Ce résumé ne remplace pas l’expérience. Pendant le webinaire, Margot Anand guide la méditation complète, nommée « Activer le magnétisme en vous ». Chaque étape y est détaillée, souffle par souffle. La méditation se termine enfin par un ancrage à reproduire dans les jours suivants : « souvenez-vous de ce geste, il faut le reproduire, il faut le faire souvent, car il va vous servir, il va vous aider dans la vie ».
Le féminin et le masculin divins : honorer Shiva chez l’homme
Le tantra travaille aussi la relation à l’autre par la dévotion. Margot Anand explique qu’il faut « trouver un moyen de développer la dévotion à l’homme ». Et la meilleure manière d’y parvenir, dit-elle, est justement de chanter des mantras et de danser la danse extatique. Il s’agit en même temps d’apprendre à « honorer en l’homme cette partie de lui-même qui est au-delà de son ego ».
Dans cette tradition, cette part porte un nom : Shiva, « la personne qui est infiniment créatrice et créative ». Honorer le Shiva d’un homme, c’est reconnaître en lui autre chose que le quotidien. Concrètement : sa capacité à créer, à se dépasser, à incarner une forme de masculin divin.
Selon Margot Anand, cette attention portée avec dévotion produit « un effet magnétique quasi garanti ». C’est l’autre versant du travail sur la déesse intérieure. Une fois qu’on se sent reliée à sa propre source, cette même qualité d’attention peut se tourner vers l’autre. Le tout sans dépendance ni recherche de validation.
Ce chemin rejoint largement celui que nous décrivons dans notre guide pour devenir une femme magnétique. En effet, la dimension spirituelle n’est qu’une des quatre à cultiver. Margot Anand détaille les trois autres dans le webinaire gratuit qu’elle anime avec l’Académie. Vous y trouverez aussi la méditation complète de l’amante intérieure.
FAQ : vos questions sur la déesse intérieure
Qu’est-ce que ça veut dire, éveiller sa déesse intérieure ?
Cela signifie développer la dimension spirituelle de l’amour de soi. Autrement dit, se connecter à sa propre source intérieure plutôt que de chercher cette connexion à l’extérieur, chez un partenaire. Selon Margot Anand, cette connexion se cultive par des pratiques concrètes : danse, chant, méditation, mantras.
Comment réveiller sa déesse intérieure au quotidien ?
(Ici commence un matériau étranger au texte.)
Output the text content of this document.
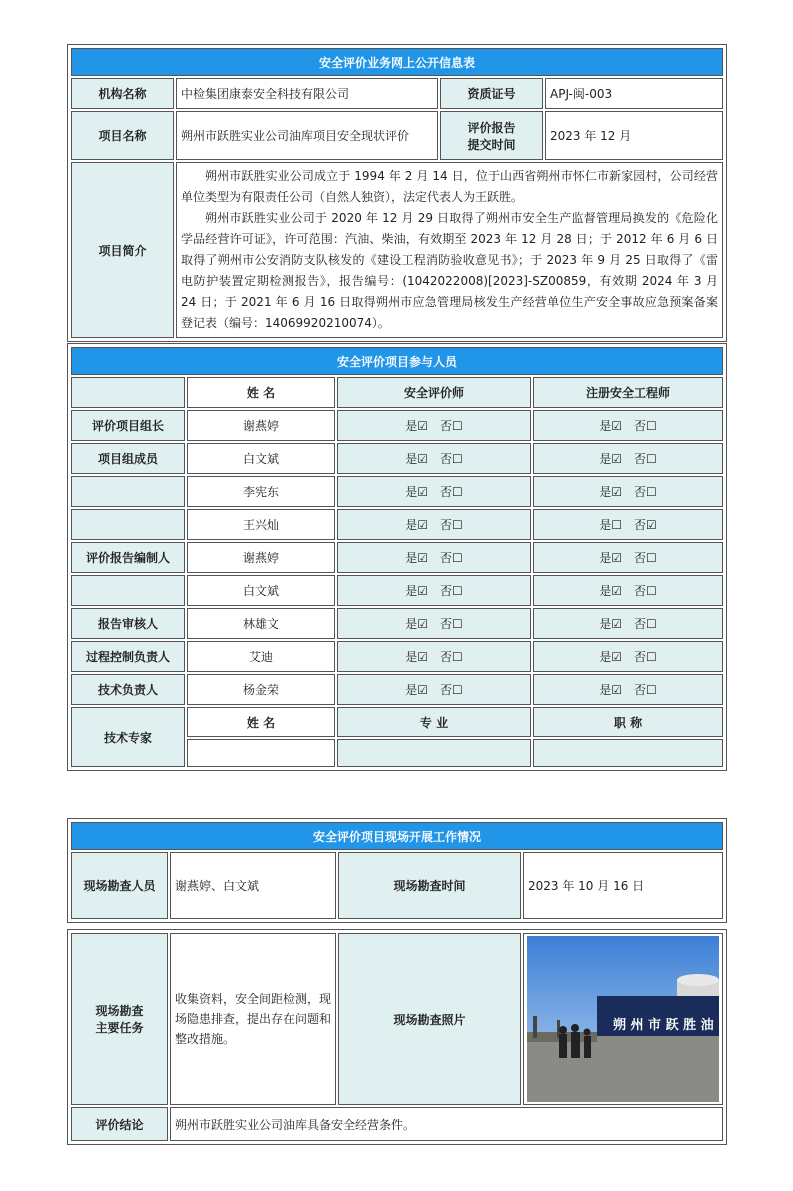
安全评价业务网上公开信息表			
机构名称	中检集团康泰安全科技有限公司	资质证号	APJ-闽-003
项目名称	朔州市跃胜实业公司油库项目安全现状评价	评价报告
提交时间	2023 年 12 月
项目简介	朔州市跃胜实业公司成立于 1994 年 2 月 14 日，位于山西省朔州市怀仁市新家园村，公司经营单位类型为有限责任公司（自然人独资），法定代表人为王跃胜。

朔州市跃胜实业公司于 2020 年 12 月 29 日取得了朔州市安全生产监督管理局换发的《危险化学品经营许可证》，许可范围：汽油、柴油，有效期至 2023 年 12 月 28 日；于 2012 年 6 月 6 日取得了朔州市公安消防支队核发的《建设工程消防验收意见书》；于 2023 年 9 月 25 日取得了《雷电防护装置定期检测报告》，报告编号：(1042022008)[2023]-SZ00859，有效期 2024 年 3 月 24 日；于 2021 年 6 月 16 日取得朔州市应急管理局核发生产经营单位生产安全事故应急预案备案登记表（编号：14069920210074）。		

安全评价项目参与人员			
	姓 名	安全评价师	注册安全工程师
评价项目组长	谢燕婷	是☑　否☐	是☑　否☐
项目组成员	白文斌	是☑　否☐	是☑　否☐
	李宪东	是☑　否☐	是☑　否☐
	王兴灿	是☑　否☐	是☐　否☑
评价报告编制人	谢燕婷	是☑　否☐	是☑　否☐
	白文斌	是☑　否☐	是☑　否☐
报告审核人	林雄文	是☑　否☐	是☑　否☐
过程控制负责人	艾迪	是☑　否☐	是☑　否☐
技术负责人	杨金荣	是☑　否☐	是☑　否☐
技术专家	姓 名	专 业	职 称

安全评价项目现场开展工作情况
现场勘查人员	谢燕婷、白文斌	现场勘查时间	2023 年 10 月 16 日
现场勘查
主要任务	收集资料，安全间距检测，现场隐患排查，提出存在问题和整改措施。	现场勘查照片	朔 州 市 跃 胜 油

评价结论	朔州市跃胜实业公司油库具备安全经营条件。		
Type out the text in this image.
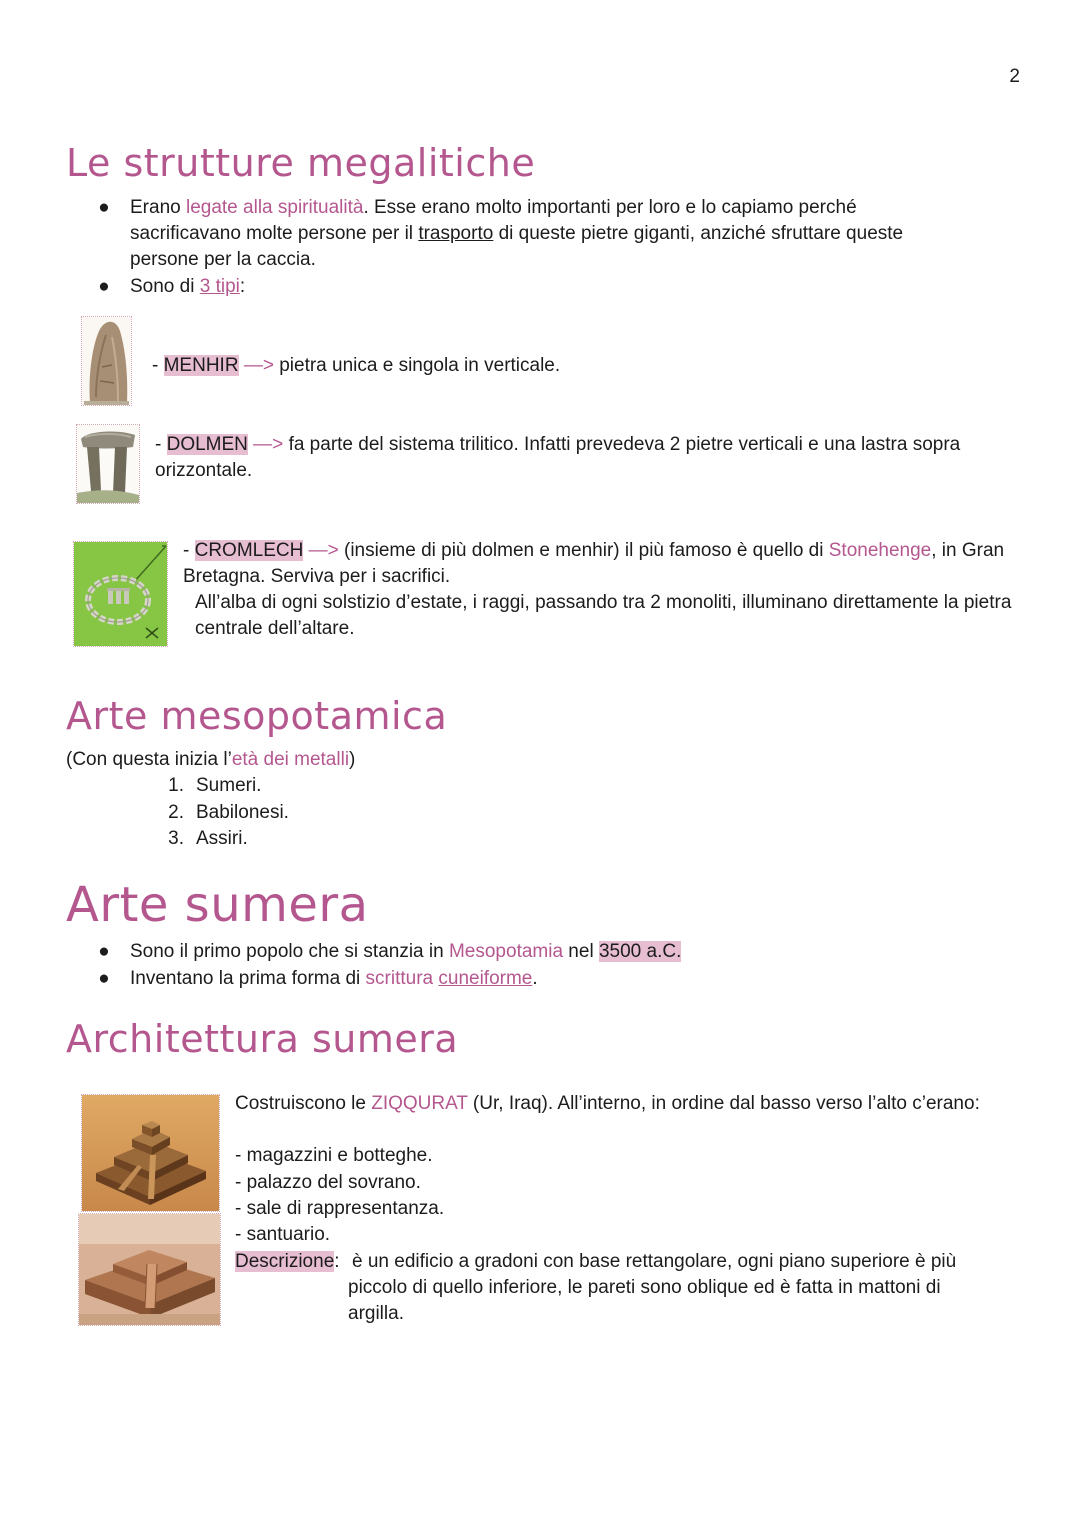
2
Le strutture megalitiche
● Erano legate alla spiritualità. Esse erano molto importanti per loro e lo capiamo perché sacrificavano molte persone per il trasporto di queste pietre giganti, anziché sfruttare queste persone per la caccia.
● Sono di 3 tipi:
- MENHIR —> pietra unica e singola in verticale.
- DOLMEN —> fa parte del sistema trilitico. Infatti prevedeva 2 pietre verticali e una lastra sopra orizzontale.
- CROMLECH —> (insieme di più dolmen e menhir) il più famoso è quello di Stonehenge, in Gran Bretagna. Serviva per i sacrifici.
All’alba di ogni solstizio d’estate, i raggi, passando tra 2 monoliti, illuminano direttamente la pietra centrale dell’altare.
Arte mesopotamica
(Con questa inizia l’età dei metalli)
1. Sumeri.
2. Babilonesi.
3. Assiri.
Arte sumera
● Sono il primo popolo che si stanzia in Mesopotamia nel 3500 a.C.
● Inventano la prima forma di scrittura cuneiforme.
Architettura sumera
Costruiscono le ZIQQURAT (Ur, Iraq). All’interno, in ordine dal basso verso l’alto c’erano:
- magazzini e botteghe.
- palazzo del sovrano.
- sale di rappresentanza.
- santuario.
Descrizione: è un edificio a gradoni con base rettangolare, ogni piano superiore è più piccolo di quello inferiore, le pareti sono oblique ed è fatta in mattoni di argilla.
Par des gestes répétés plutôt qu’une seule prise de conscience. Concrètement : chanter des mantras, pratiquer une danse extatique, s’autoriser à se sentir et se costumer comme la déesse qu’on est. L’exercice de l’amante intérieure, qui associe geste et respiration, sert d’ancrage à reproduire régulièrement.
Faut-il être croyante ou bouddhiste pour pratiquer cette démarche ?
Non. Margot Anand se décrit elle-même comme œcuménique. Dans cette tradition, la déesse intérieure n’est pas liée à une religion précise. Elle renvoie plutôt à une capacité à se sentir « branchée à la lumière intérieure ». Peu importe la forme qu’on donne à cette source.
Quel est le lien entre la déesse intérieure et le tantra ?
Le Sky Dancing Tantra enseigné par Margot Anand tisse ensemble les dimensions physique, émotionnelle, intellectuelle et spirituelle de la personne. La déesse intérieure correspond à la dimension spirituelle de cet ensemble. De plus, elle se travaille en parallèle du féminin et du masculin divins, dans la relation à l’autre.
En résumé
Éveiller sa déesse intérieure, selon l’enseignement de Margot Anand, c’est cultiver la dimension spirituelle de l’amour de soi. Cela consiste d’abord à se connecter à sa propre source. Cette connexion s’honore ensuite par des gestes concrets : danse, chant, mantras, méditation. Enfin, dans la relation à l’autre, on retrouve la capacité à honorer le masculin divin. Un chemin qui se pratique, seule ou accompagnée, et qui se construit dans la durée.